À L'ÉPREUVE DU FMI
Alors que Diomaye Faye réaffirme son engagement envers le FMI, des voix s'élèvent pour questionner la pertinence de cette collaboration. Comment s'affranchir de ces institutions de Bretton Woods ?
Les institutions de Bretton Woods, notamment le FMI, trônent toujours manifestement sur l'économie sénégalaise. Et ce, malgré l'arrivée au pouvoir d'un régime qui promeut la souveraineté sous toutes ses formes.
« Je salue l’esprit collaboratif du FMI, à la suite de la divulgation des résultats provisoires de l’audit des finances publiques du Sénégal sur la gestion 2012-2024 », s'est réjoui le président Bassirou Diomaye Faye tout en réaffirmant son engagement à faire du Sénégal un partenaire sûr et fiable.
En effet, ces propos du chef de l'Etat font suite à la réaction de la porte-parole du FMI, Julie Kozack qui assure aux autorités sénégalaises le soutien de l’institution financière suite à la conférence de presse du Premier ministre Ousmane Sonko sur la situation délétère de l'économie sénégalaise.
« Les autorités ont partagé les résultats de l’audit avec notre équipe. Nous travaillerons étroitement avec elles dans les prochaines semaines pour évaluer l’impact macroéconomique et définir les prochaines étapes », renseigne-t-elle. Mais cette promesse d'assistance du FMI pouvait être une bonne nouvelle pour le Sénégal si les tenants du régime n'avaient pas un regard critique sur ces institutions internationales à commencer par le Premier ministre Ousmane Sonko qui a toujours critiqué l'influence des partenaires comme le FMI sur l'économie sénégalaise. Et il n'est pas le seul.

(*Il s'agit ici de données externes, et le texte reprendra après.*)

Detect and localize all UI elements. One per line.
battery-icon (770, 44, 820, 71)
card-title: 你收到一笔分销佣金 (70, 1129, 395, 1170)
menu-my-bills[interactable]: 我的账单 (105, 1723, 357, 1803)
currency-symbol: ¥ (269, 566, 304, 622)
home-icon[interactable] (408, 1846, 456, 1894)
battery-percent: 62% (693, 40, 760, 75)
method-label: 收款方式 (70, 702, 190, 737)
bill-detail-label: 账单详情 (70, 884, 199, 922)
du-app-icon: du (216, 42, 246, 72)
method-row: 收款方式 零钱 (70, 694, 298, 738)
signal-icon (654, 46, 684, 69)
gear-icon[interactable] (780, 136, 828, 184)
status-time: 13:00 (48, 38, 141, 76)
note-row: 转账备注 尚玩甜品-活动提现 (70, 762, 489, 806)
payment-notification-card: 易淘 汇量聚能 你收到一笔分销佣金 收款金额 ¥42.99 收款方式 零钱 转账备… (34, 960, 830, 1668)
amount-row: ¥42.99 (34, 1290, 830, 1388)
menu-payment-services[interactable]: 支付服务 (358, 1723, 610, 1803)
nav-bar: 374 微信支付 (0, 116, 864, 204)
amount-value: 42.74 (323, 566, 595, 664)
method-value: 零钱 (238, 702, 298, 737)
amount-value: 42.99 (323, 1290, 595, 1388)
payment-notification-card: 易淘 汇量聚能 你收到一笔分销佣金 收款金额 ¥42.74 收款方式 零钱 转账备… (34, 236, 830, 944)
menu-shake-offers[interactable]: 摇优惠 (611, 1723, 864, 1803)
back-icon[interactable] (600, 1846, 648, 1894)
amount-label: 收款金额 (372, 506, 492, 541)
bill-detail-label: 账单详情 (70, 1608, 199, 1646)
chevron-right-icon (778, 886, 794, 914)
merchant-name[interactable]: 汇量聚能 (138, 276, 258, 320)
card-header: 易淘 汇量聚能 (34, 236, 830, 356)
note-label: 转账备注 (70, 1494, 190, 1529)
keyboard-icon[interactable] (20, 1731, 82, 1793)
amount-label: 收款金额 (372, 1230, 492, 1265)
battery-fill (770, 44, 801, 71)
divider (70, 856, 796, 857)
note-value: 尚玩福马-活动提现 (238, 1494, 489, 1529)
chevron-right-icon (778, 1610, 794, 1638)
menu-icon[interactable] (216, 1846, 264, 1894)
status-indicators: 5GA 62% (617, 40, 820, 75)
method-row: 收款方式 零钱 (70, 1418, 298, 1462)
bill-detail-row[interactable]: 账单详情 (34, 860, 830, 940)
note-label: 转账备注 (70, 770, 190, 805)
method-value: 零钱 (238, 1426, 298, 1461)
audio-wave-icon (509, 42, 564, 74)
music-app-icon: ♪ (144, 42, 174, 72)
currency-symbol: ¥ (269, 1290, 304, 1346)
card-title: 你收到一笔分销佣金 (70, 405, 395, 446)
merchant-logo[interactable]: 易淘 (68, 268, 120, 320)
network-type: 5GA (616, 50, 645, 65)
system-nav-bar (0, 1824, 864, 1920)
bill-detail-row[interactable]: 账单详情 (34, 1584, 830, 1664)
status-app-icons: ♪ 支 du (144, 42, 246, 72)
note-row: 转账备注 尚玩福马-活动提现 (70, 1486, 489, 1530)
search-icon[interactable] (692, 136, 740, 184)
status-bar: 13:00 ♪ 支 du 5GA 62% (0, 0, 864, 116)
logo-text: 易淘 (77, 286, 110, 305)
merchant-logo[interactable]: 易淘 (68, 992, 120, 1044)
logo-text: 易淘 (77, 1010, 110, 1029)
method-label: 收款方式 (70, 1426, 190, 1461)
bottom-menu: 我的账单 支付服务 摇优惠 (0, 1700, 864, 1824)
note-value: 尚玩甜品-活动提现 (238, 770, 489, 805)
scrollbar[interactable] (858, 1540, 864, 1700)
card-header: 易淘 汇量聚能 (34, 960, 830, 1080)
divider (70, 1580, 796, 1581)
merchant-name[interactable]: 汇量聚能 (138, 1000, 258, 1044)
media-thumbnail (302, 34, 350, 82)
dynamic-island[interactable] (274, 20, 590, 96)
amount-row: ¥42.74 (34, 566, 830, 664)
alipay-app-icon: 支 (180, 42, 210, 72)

Le député anticapitaliste Guy Marius Sagna a beaucoup par le passé déversé sa bile sur le FMI. A l'épreuve du pouvoir, le tandem Diomaye-Sonko ne semble pas avoir assez de marge de manœuvre pour ramer à contre-courant du FMI. Et la prépondérance de cette institution financière reste toujours à l'ordre du jour. Les avis de ce partenaire du Sénégal comptent visiblement.
Toutefois, le nouveau régime peut-il s'affranchir du FMI malgré les grandes velléités d'indépendance économique ? Et est-ce que ces institutions sont nuisibles pour l'économie sénégalaise ? Pour l'économiste Demba Moussa Dembélé, la réponse est affirmative. L'organisateur des « samedis de l'économie » trouve que la mission assignée à ces institutions est de renforcer la domination des principaux centres du système, Etats-Unis, Europe, entre autres, sur l’économie mondiale et le système financier international. À l'en croire, il n’a échappé à personne que depuis leur création il y a 80 ans, ces deux institutions sont dirigées respectivement par un citoyen américain et un citoyen européen. « Malgré les énormes transformations intervenues dans l’économie mondiale depuis 1944 », fustige l'économiste.
Abondant dans le même sens, le secrétariat permanent du Réseau Alternatif sur l'Afrique (RASA) estime que le Sénégal est à la croisée des chemins par rapport à ces institutions. « Soit on continue avec le FMI et la Banque Mondiale, soit on se déconnecte progressivement de ces logiques », soutient Dr Cheikh Guèye. Et le fait que, d'après lui, les nouvelles autorités aient la volonté de dire la vérité aux sénégalais, c'est déjà un pas vers la souveraineté. « Mais globalement, le Sénégal n'est pas encore sorti du schéma de la petite économie ouverte, dépendante du financement international, et très peu autonome », constate le prospectiviste.
« J'espère qu'avec le nouveau référentiel des politiques publiques qu'on va prendre comme indicateur, la souveraineté dans les différents domaines...»
Ainsi, en tant que promoteur d'une nouvelle alternative pour l'Afrique, il se veut clair sur les orientations du nouveau régime et du « Projet ». « J'espère que les indicateurs par lesquels nous allons faire progresser notre pays seront définis par nous-mêmes et pour nous-mêmes », recommande Dr Cheikh Guèye avant d'ajouter : « J'espère qu'avec le nouveau référentiel des politiques publiques, on va prendre comme indicateur la souveraineté dans les différents domaines.
Poursuivant toujours son argutie, il indique toutefois que ce chemin de la souveraineté vis-à-vis du FMI ne sera pas un chemin facile ni rapide », déclare-t-il avec véhémence. C'est le seul chemin du vrai progrès. « Le FMI et la Banque mondiale, on doit continuer à travailler avec eux pour qu'on ne travaille plus avec eux les prochaines années », suggère le chercheur.